Yeah, it's in the regulatory.

Bill Doyle
Executive Chairman, Novocure

Yeah.

Jessica Fye
Senior Biotech Analyst, JPMorgan

Okay.

Bill Doyle
Executive Chairman, Novocure

But in terms of the centers that are... You know, we just came from the Society for Neuro-Oncology. We had more meetings than we've ever had at any meeting, and you know, there's tremendous interest in being a part of that trial. So this is... As I said, there's not a silver bullet. And then on the organization side, you know, we've learned some things organizationally. You know, we have a new leader of our commercial business, we have a new leader in the U.S., and we've given those leaders full span of control, as I said before, from sales, if you will, to medical education to patient support, is all now under one organization.

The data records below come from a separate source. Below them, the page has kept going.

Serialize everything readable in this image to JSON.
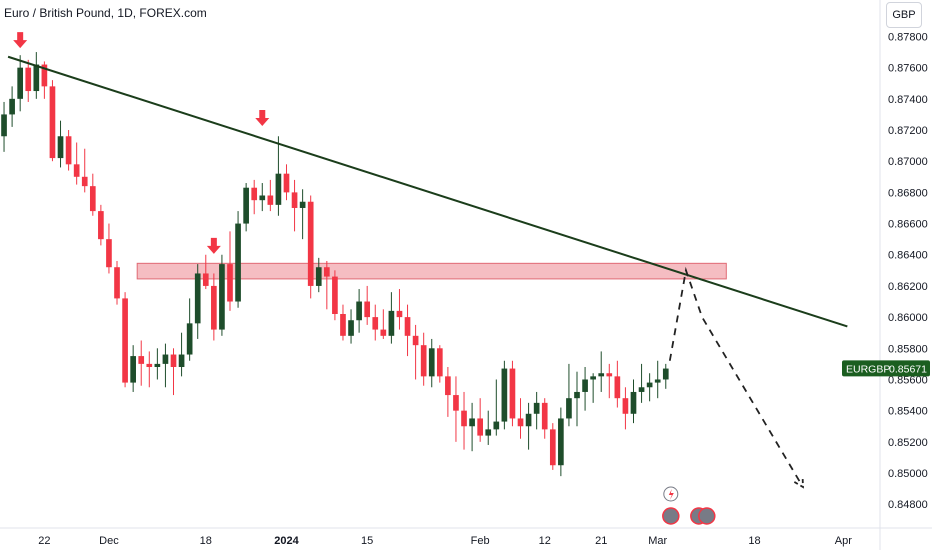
{
  "header": {
    "title": "Euro / British Pound, 1D, FOREX.com",
    "currency_button": "GBP"
  },
  "price_tag": {
    "symbol": "EURGBP",
    "price": "0.85671",
    "color": "#1b5e20"
  },
  "colors": {
    "up_candle": "#1e4d2b",
    "down_candle": "#f23645",
    "trendline": "#1b3d1b",
    "zone_fill": "#f2a7ae",
    "zone_border": "#e06a74",
    "arrow": "#f23645",
    "projection": "#222222"
  },
  "chart_data": {
    "type": "candlestick",
    "symbol": "EURGBP",
    "timeframe": "1D",
    "source": "FOREX.com",
    "y_ticks": [
      "0.87800",
      "0.87600",
      "0.87400",
      "0.87200",
      "0.87000",
      "0.86800",
      "0.86600",
      "0.86400",
      "0.86200",
      "0.86000",
      "0.85800",
      "0.85600",
      "0.85400",
      "0.85200",
      "0.85000",
      "0.84800"
    ],
    "y_range": [
      0.8475,
      0.8788
    ],
    "x_ticks": [
      {
        "label": "22",
        "bar": 5,
        "bold": false
      },
      {
        "label": "Dec",
        "bar": 13,
        "bold": false
      },
      {
        "label": "18",
        "bar": 25,
        "bold": false
      },
      {
        "label": "2024",
        "bar": 35,
        "bold": true
      },
      {
        "label": "15",
        "bar": 45,
        "bold": false
      },
      {
        "label": "Feb",
        "bar": 59,
        "bold": false
      },
      {
        "label": "12",
        "bar": 67,
        "bold": false
      },
      {
        "label": "21",
        "bar": 74,
        "bold": false
      },
      {
        "label": "Mar",
        "bar": 81,
        "bold": false
      },
      {
        "label": "18",
        "bar": 93,
        "bold": false
      },
      {
        "label": "Apr",
        "bar": 104,
        "bold": false
      }
    ],
    "candles": [
      [
        0.8716,
        0.8738,
        0.8706,
        0.873
      ],
      [
        0.873,
        0.8748,
        0.8722,
        0.874
      ],
      [
        0.874,
        0.8768,
        0.8732,
        0.876
      ],
      [
        0.876,
        0.8765,
        0.8738,
        0.8745
      ],
      [
        0.8745,
        0.877,
        0.874,
        0.8762
      ],
      [
        0.8762,
        0.8764,
        0.874,
        0.8748
      ],
      [
        0.8748,
        0.8752,
        0.87,
        0.8702
      ],
      [
        0.8702,
        0.8726,
        0.8696,
        0.8716
      ],
      [
        0.8716,
        0.872,
        0.8694,
        0.8698
      ],
      [
        0.8698,
        0.8712,
        0.8685,
        0.869
      ],
      [
        0.869,
        0.8708,
        0.868,
        0.8684
      ],
      [
        0.8684,
        0.8692,
        0.8665,
        0.8668
      ],
      [
        0.8668,
        0.8672,
        0.8646,
        0.865
      ],
      [
        0.865,
        0.866,
        0.8628,
        0.8632
      ],
      [
        0.8632,
        0.8636,
        0.8608,
        0.8612
      ],
      [
        0.8612,
        0.8616,
        0.8555,
        0.8558
      ],
      [
        0.8558,
        0.8582,
        0.8552,
        0.8575
      ],
      [
        0.8575,
        0.8585,
        0.8556,
        0.857
      ],
      [
        0.857,
        0.8578,
        0.8555,
        0.8568
      ],
      [
        0.8568,
        0.858,
        0.856,
        0.857
      ],
      [
        0.857,
        0.8583,
        0.8555,
        0.8576
      ],
      [
        0.8576,
        0.858,
        0.855,
        0.8568
      ],
      [
        0.8568,
        0.859,
        0.8562,
        0.8576
      ],
      [
        0.8576,
        0.8612,
        0.8572,
        0.8596
      ],
      [
        0.8596,
        0.8634,
        0.8586,
        0.8628
      ],
      [
        0.8628,
        0.864,
        0.8618,
        0.862
      ],
      [
        0.862,
        0.8628,
        0.8585,
        0.8592
      ],
      [
        0.8592,
        0.864,
        0.8588,
        0.8634
      ],
      [
        0.8634,
        0.8655,
        0.8604,
        0.861
      ],
      [
        0.861,
        0.8668,
        0.8606,
        0.866
      ],
      [
        0.866,
        0.8686,
        0.8655,
        0.8683
      ],
      [
        0.8683,
        0.8688,
        0.8666,
        0.8675
      ],
      [
        0.8675,
        0.8686,
        0.8668,
        0.8678
      ],
      [
        0.8678,
        0.8688,
        0.8668,
        0.8672
      ],
      [
        0.8672,
        0.8716,
        0.8665,
        0.8692
      ],
      [
        0.8692,
        0.8698,
        0.8675,
        0.868
      ],
      [
        0.868,
        0.8688,
        0.8655,
        0.867
      ],
      [
        0.867,
        0.8682,
        0.865,
        0.8674
      ],
      [
        0.8674,
        0.8678,
        0.8612,
        0.862
      ],
      [
        0.862,
        0.8638,
        0.8616,
        0.8632
      ],
      [
        0.8632,
        0.8636,
        0.8605,
        0.8626
      ],
      [
        0.8626,
        0.863,
        0.8598,
        0.8602
      ],
      [
        0.8602,
        0.8608,
        0.8585,
        0.8588
      ],
      [
        0.8588,
        0.8605,
        0.8583,
        0.8598
      ],
      [
        0.8598,
        0.8618,
        0.859,
        0.861
      ],
      [
        0.861,
        0.862,
        0.8595,
        0.86
      ],
      [
        0.86,
        0.8608,
        0.8585,
        0.8592
      ],
      [
        0.8592,
        0.8605,
        0.8586,
        0.8588
      ],
      [
        0.8588,
        0.8616,
        0.8583,
        0.8604
      ],
      [
        0.8604,
        0.8618,
        0.8592,
        0.86
      ],
      [
        0.86,
        0.8608,
        0.8575,
        0.8588
      ],
      [
        0.8588,
        0.8595,
        0.856,
        0.8582
      ],
      [
        0.8582,
        0.859,
        0.8556,
        0.8562
      ],
      [
        0.8562,
        0.8586,
        0.8555,
        0.858
      ],
      [
        0.858,
        0.8582,
        0.8558,
        0.8562
      ],
      [
        0.8562,
        0.8568,
        0.8536,
        0.855
      ],
      [
        0.855,
        0.8562,
        0.852,
        0.854
      ],
      [
        0.854,
        0.8552,
        0.8515,
        0.853
      ],
      [
        0.853,
        0.8545,
        0.8514,
        0.8535
      ],
      [
        0.8535,
        0.8548,
        0.852,
        0.8524
      ],
      [
        0.8524,
        0.854,
        0.8518,
        0.8528
      ],
      [
        0.8528,
        0.856,
        0.8524,
        0.8533
      ],
      [
        0.8533,
        0.8572,
        0.8528,
        0.8567
      ],
      [
        0.8567,
        0.8572,
        0.853,
        0.8535
      ],
      [
        0.8535,
        0.8548,
        0.8522,
        0.853
      ],
      [
        0.853,
        0.8545,
        0.8515,
        0.8538
      ],
      [
        0.8538,
        0.8552,
        0.8528,
        0.8545
      ],
      [
        0.8545,
        0.8548,
        0.8522,
        0.8528
      ],
      [
        0.8528,
        0.8532,
        0.8502,
        0.8505
      ],
      [
        0.8505,
        0.8542,
        0.8498,
        0.8535
      ],
      [
        0.8535,
        0.857,
        0.853,
        0.8548
      ],
      [
        0.8548,
        0.8565,
        0.853,
        0.8552
      ],
      [
        0.8552,
        0.8568,
        0.854,
        0.856
      ],
      [
        0.856,
        0.8564,
        0.8545,
        0.8562
      ],
      [
        0.8562,
        0.8578,
        0.8552,
        0.8564
      ],
      [
        0.8564,
        0.857,
        0.8548,
        0.8562
      ],
      [
        0.8562,
        0.8572,
        0.8542,
        0.8548
      ],
      [
        0.8548,
        0.8555,
        0.8528,
        0.8538
      ],
      [
        0.8538,
        0.856,
        0.8532,
        0.8552
      ],
      [
        0.8552,
        0.857,
        0.8545,
        0.8555
      ],
      [
        0.8555,
        0.8564,
        0.8546,
        0.8558
      ],
      [
        0.8558,
        0.8572,
        0.8548,
        0.856
      ],
      [
        0.856,
        0.857,
        0.8554,
        0.8567
      ]
    ],
    "trendline": [
      {
        "bar": 1,
        "price": 0.8767
      },
      {
        "bar": 105,
        "price": 0.8594
      }
    ],
    "resistance_zone": {
      "bar_from": 17,
      "bar_to": 90,
      "price_top": 0.86345,
      "price_bottom": 0.86245
    },
    "swing_high_arrows": [
      {
        "bar": 2,
        "price": 0.877
      },
      {
        "bar": 32,
        "price": 0.872
      },
      {
        "bar": 26,
        "price": 0.8638
      }
    ],
    "projection_path": [
      {
        "bar": 83.0,
        "price": 0.8572
      },
      {
        "bar": 85.0,
        "price": 0.863
      },
      {
        "bar": 87.0,
        "price": 0.86
      },
      {
        "bar": 99.5,
        "price": 0.8491
      }
    ],
    "last_price": 0.85671,
    "grid": false,
    "legend": "none"
  }
}
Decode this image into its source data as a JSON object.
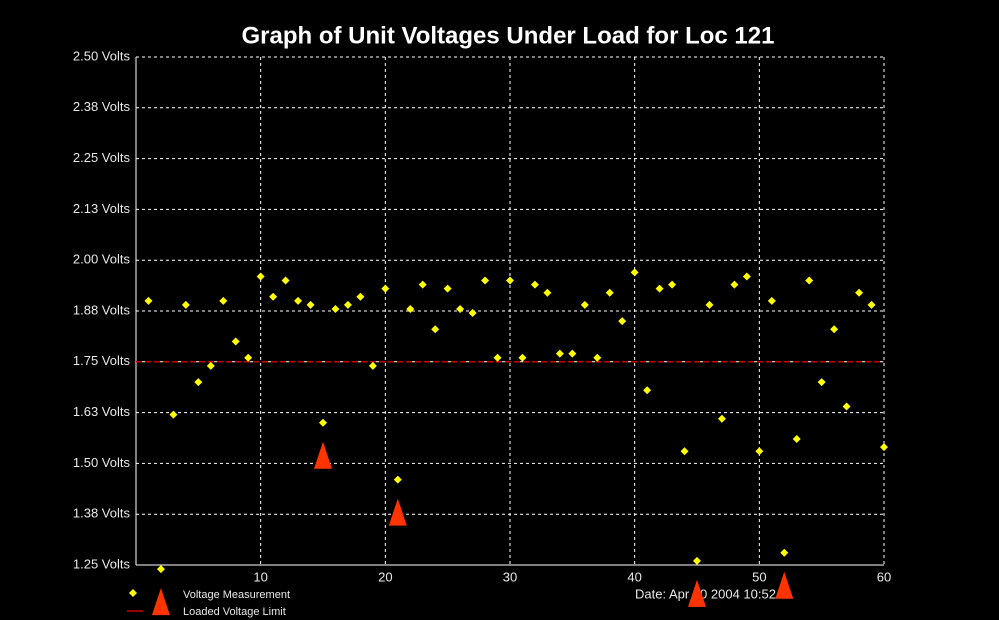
{
  "chart_data": {
    "type": "scatter",
    "title": "Graph of Unit Voltages Under Load for Loc 121",
    "date": "Date: Apr 30 2004 10:52",
    "x": [
      1,
      2,
      3,
      4,
      5,
      6,
      7,
      8,
      9,
      10,
      11,
      12,
      13,
      14,
      15,
      16,
      17,
      18,
      19,
      20,
      21,
      22,
      23,
      24,
      25,
      26,
      27,
      28,
      29,
      30,
      31,
      32,
      33,
      34,
      35,
      36,
      37,
      38,
      39,
      40,
      41,
      42,
      43,
      44,
      45,
      46,
      47,
      48,
      49,
      50,
      51,
      52,
      53,
      54,
      55,
      56,
      57,
      58,
      59,
      60
    ],
    "series": [
      {
        "name": "Voltage Measurement",
        "color": "#ffff00",
        "values": [
          1.9,
          1.24,
          1.62,
          1.89,
          1.7,
          1.74,
          1.9,
          1.8,
          1.76,
          1.96,
          1.91,
          1.95,
          1.9,
          1.89,
          1.6,
          1.88,
          1.89,
          1.91,
          1.74,
          1.93,
          1.46,
          1.88,
          1.94,
          1.83,
          1.93,
          1.88,
          1.87,
          1.95,
          1.76,
          1.95,
          1.76,
          1.94,
          1.92,
          1.77,
          1.77,
          1.89,
          1.76,
          1.92,
          1.85,
          1.97,
          1.68,
          1.93,
          1.94,
          1.53,
          1.26,
          1.89,
          1.61,
          1.94,
          1.96,
          1.53,
          1.9,
          1.28,
          1.56,
          1.95,
          1.7,
          1.83,
          1.64,
          1.92,
          1.89,
          1.54
        ]
      }
    ],
    "limit": {
      "name": "Loaded Voltage Limit",
      "value": 1.75,
      "color": "#cc0000"
    },
    "flagged": [
      2,
      15,
      21,
      45,
      52
    ],
    "flag_color": "#ff3300",
    "xlim": [
      0,
      60
    ],
    "xticks": [
      10,
      20,
      30,
      40,
      50,
      60
    ],
    "ylim": [
      1.25,
      2.5
    ],
    "yticks": [
      {
        "value": 1.25,
        "label": "1.25 Volts"
      },
      {
        "value": 1.375,
        "label": "1.38 Volts"
      },
      {
        "value": 1.5,
        "label": "1.50 Volts"
      },
      {
        "value": 1.625,
        "label": "1.63 Volts"
      },
      {
        "value": 1.75,
        "label": "1.75 Volts"
      },
      {
        "value": 1.875,
        "label": "1.88 Volts"
      },
      {
        "value": 2.0,
        "label": "2.00 Volts"
      },
      {
        "value": 2.125,
        "label": "2.13 Volts"
      },
      {
        "value": 2.25,
        "label": "2.25 Volts"
      },
      {
        "value": 2.375,
        "label": "2.38 Volts"
      },
      {
        "value": 2.5,
        "label": "2.50 Volts"
      }
    ],
    "grid": true
  }
}
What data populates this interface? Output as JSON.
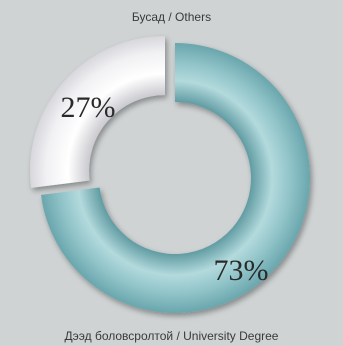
{
  "chart_data": {
    "type": "pie",
    "variant": "donut",
    "slices": [
      {
        "label": "Бусад / Others",
        "value": 27,
        "display": "27%",
        "color": "#f4f4f6"
      },
      {
        "label": "Дээд боловсролтой / University Degree",
        "value": 73,
        "display": "73%",
        "color": "#8fc2c7"
      }
    ]
  },
  "colors": {
    "background": "#cfd3d3"
  }
}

And we grow when we get more scripts. We grow when we convert more of those scripts to active patients, and because of our business model, we grow when those patients live longer. And so now we come back to the new arrays, which make it more comfortable, easier to use, longer duration of therapy, better results. All of those things roll up into revenue for us, based on our business model.

Jessica Fye
Senior Biotech Analyst, JPMorgan

Great. We're out of time, so we're gonna stop there. Thank you.

Bill Doyle
Executive Chairman, Novocure

All right. Jess, thank you very much, and thanks, everyone.